İlk satırlardan itibaren don ve güneşin düeti alışılmadık derecede şenlikli ve iyimser bir ruh hali yaratıyor. Şair, etkiyi arttırmak için çalışmasını kontrast üzerine kuruyor ve daha dün "kar fırtınasının kızdığını" ve "karanlığın bulutlu gökyüzüne doğru koştuğunu" belirtiyor. Belki de her birimiz, kışın ortasında sonsuz kar yağışlarının yerini sessizlik ve açıklanamaz güzelliklerle dolu güneşli ve berrak bir sabaha bırakan bu tür metamorfozlara çok aşinayız.

Böyle günlerde şöminedeki ateş ne ​​kadar rahat çıtırdasa da evde oturmak günahtır. Özellikle pencerenin dışında inanılmaz derecede güzel manzaralar varsa - buzun altında parıldayan bir nehir, ormanlar ve karla kaplı çayırlar, birisinin yetenekli eliyle dokunan kar beyazı bir battaniyeye benziyor.
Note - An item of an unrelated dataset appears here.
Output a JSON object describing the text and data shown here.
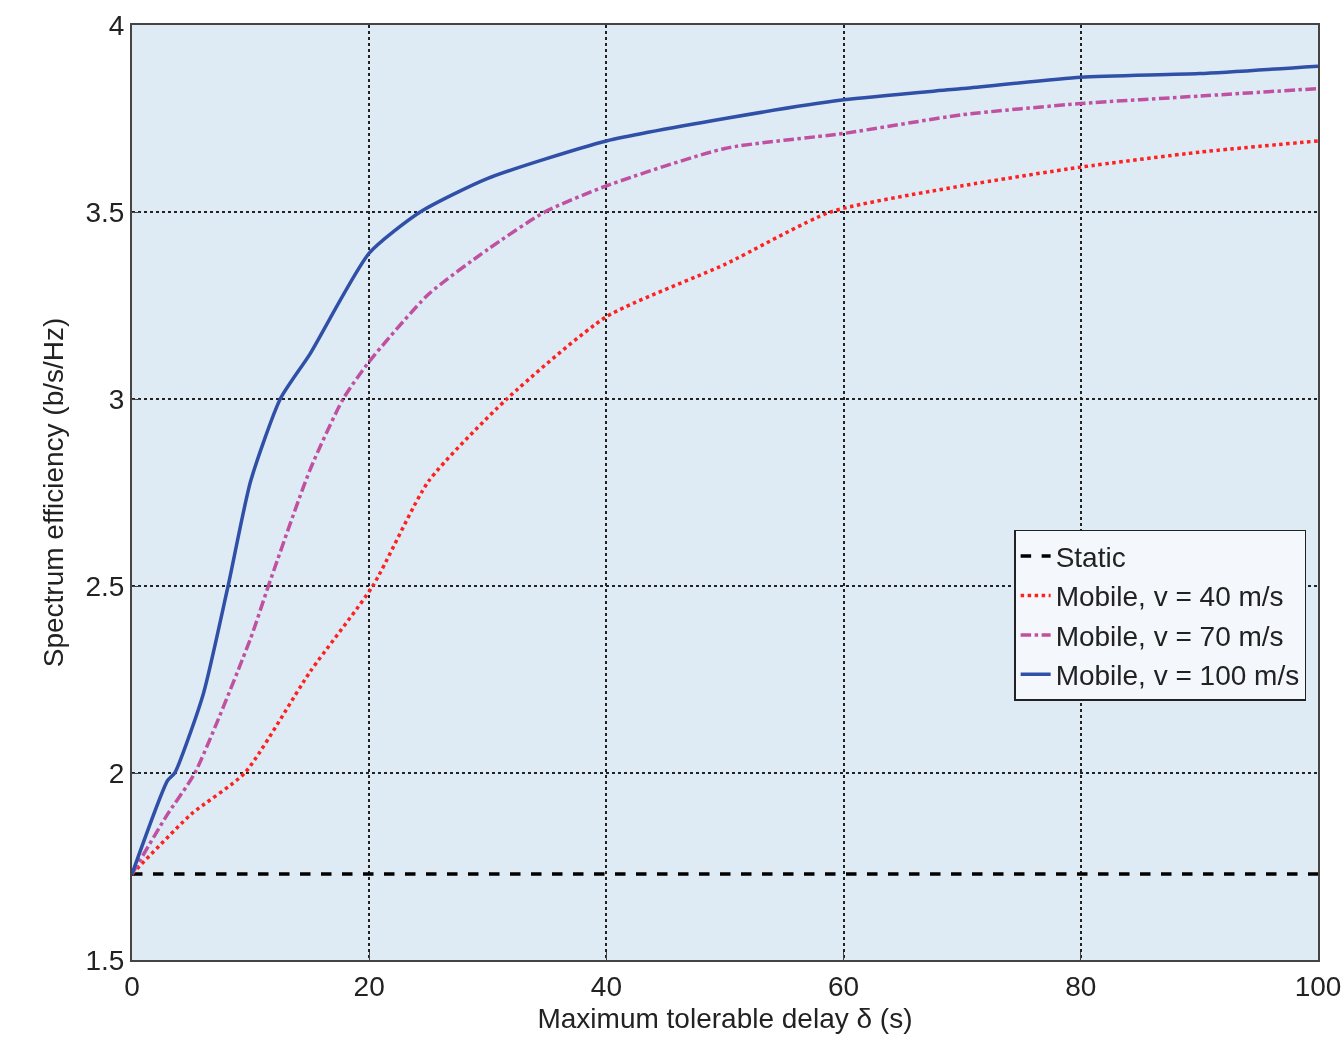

Ayetin her satırı kelimenin tam anlamıyla tazelik ve saflığın yanı sıra, yılın herhangi bir zamanında şairi şaşırtmaktan asla vazgeçmeyen memleketinin güzelliğine hayranlık ve hayranlıkla doludur. Ayette hiçbir iddialılık veya kısıtlama yoktur, ancak aynı zamanda her satır sıcaklık, zarafet ve uyumla doludur. Ek olarak, atlı kızak yolculuğu şeklindeki basit sevinçler gerçek mutluluğu getirir ve değişken, lüks ve öngörülemeyen Rus doğasının büyüklüğünü tam olarak deneyimlemeye yardımcı olur. Güneşli bir kış sabahının tazeliğini ve parlaklığını vurgulamayı amaçlayan kötü havanın zıt tanımında bile, alışılagelmiş bir renk yoğunluğu yoktur: kar fırtınası, insanların beklentilerini karartamayan geçici bir olay olarak sunulur. görkemli sakinlikle dolu yeni bir gün.
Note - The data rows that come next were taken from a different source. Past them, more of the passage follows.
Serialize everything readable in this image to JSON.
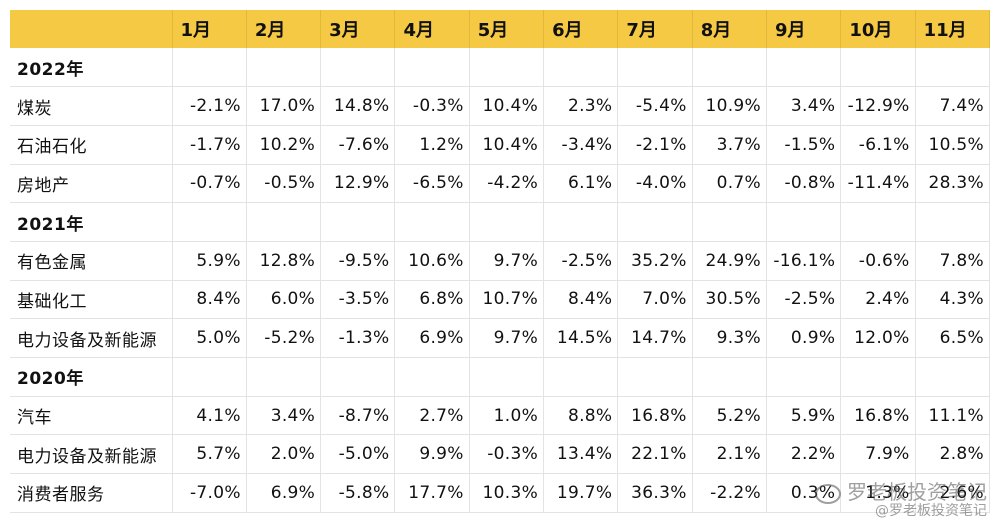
{
  "headers": [
    "",
    "1月",
    "2月",
    "3月",
    "4月",
    "5月",
    "6月",
    "7月",
    "8月",
    "9月",
    "10月",
    "11月"
  ],
  "groups": [
    {
      "year": "2022年",
      "rows": [
        {
          "name": "煤炭",
          "values": [
            "-2.1%",
            "17.0%",
            "14.8%",
            "-0.3%",
            "10.4%",
            "2.3%",
            "-5.4%",
            "10.9%",
            "3.4%",
            "-12.9%",
            "7.4%"
          ]
        },
        {
          "name": "石油石化",
          "values": [
            "-1.7%",
            "10.2%",
            "-7.6%",
            "1.2%",
            "10.4%",
            "-3.4%",
            "-2.1%",
            "3.7%",
            "-1.5%",
            "-6.1%",
            "10.5%"
          ]
        },
        {
          "name": "房地产",
          "values": [
            "-0.7%",
            "-0.5%",
            "12.9%",
            "-6.5%",
            "-4.2%",
            "6.1%",
            "-4.0%",
            "0.7%",
            "-0.8%",
            "-11.4%",
            "28.3%"
          ]
        }
      ]
    },
    {
      "year": "2021年",
      "rows": [
        {
          "name": "有色金属",
          "values": [
            "5.9%",
            "12.8%",
            "-9.5%",
            "10.6%",
            "9.7%",
            "-2.5%",
            "35.2%",
            "24.9%",
            "-16.1%",
            "-0.6%",
            "7.8%"
          ]
        },
        {
          "name": "基础化工",
          "values": [
            "8.4%",
            "6.0%",
            "-3.5%",
            "6.8%",
            "10.7%",
            "8.4%",
            "7.0%",
            "30.5%",
            "-2.5%",
            "2.4%",
            "4.3%"
          ]
        },
        {
          "name": "电力设备及新能源",
          "values": [
            "5.0%",
            "-5.2%",
            "-1.3%",
            "6.9%",
            "9.7%",
            "14.5%",
            "14.7%",
            "9.3%",
            "0.9%",
            "12.0%",
            "6.5%"
          ]
        }
      ]
    },
    {
      "year": "2020年",
      "rows": [
        {
          "name": "汽车",
          "values": [
            "4.1%",
            "3.4%",
            "-8.7%",
            "2.7%",
            "1.0%",
            "8.8%",
            "16.8%",
            "5.2%",
            "5.9%",
            "16.8%",
            "11.1%"
          ]
        },
        {
          "name": "电力设备及新能源",
          "values": [
            "5.7%",
            "2.0%",
            "-5.0%",
            "9.9%",
            "-0.3%",
            "13.4%",
            "22.1%",
            "2.1%",
            "2.2%",
            "7.9%",
            "2.8%"
          ]
        },
        {
          "name": "消费者服务",
          "values": [
            "-7.0%",
            "6.9%",
            "-5.8%",
            "17.7%",
            "10.3%",
            "19.7%",
            "36.3%",
            "-2.2%",
            "0.3%",
            "1.3%",
            "2.6%"
          ]
        }
      ]
    }
  ],
  "watermark": {
    "line1": "罗老板投资笔记",
    "line2": "@罗老板投资笔记"
  }
}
Aynı zamanda yazarın kendisi de sadece bir gecede meydana gelen bu kadar dramatik değişikliklere hayret etmekten asla vazgeçmiyor. Sanki doğanın kendisi sinsi bir kar fırtınasının terbiyecisi gibi davrandı, onu öfkesini merhamete çevirmeye zorladı ve böylece insanlara inanılmaz derecede güzel bir sabah verdi, buz gibi tazelik, kabarık kar gıcırtıları, sessiz kar yağışının çınlayan sessizliği ile dolu. ovalar ve buz gibi pencere desenlerinde gökkuşağının her rengiyle parıldayan güneş ışınlarının büyüsü.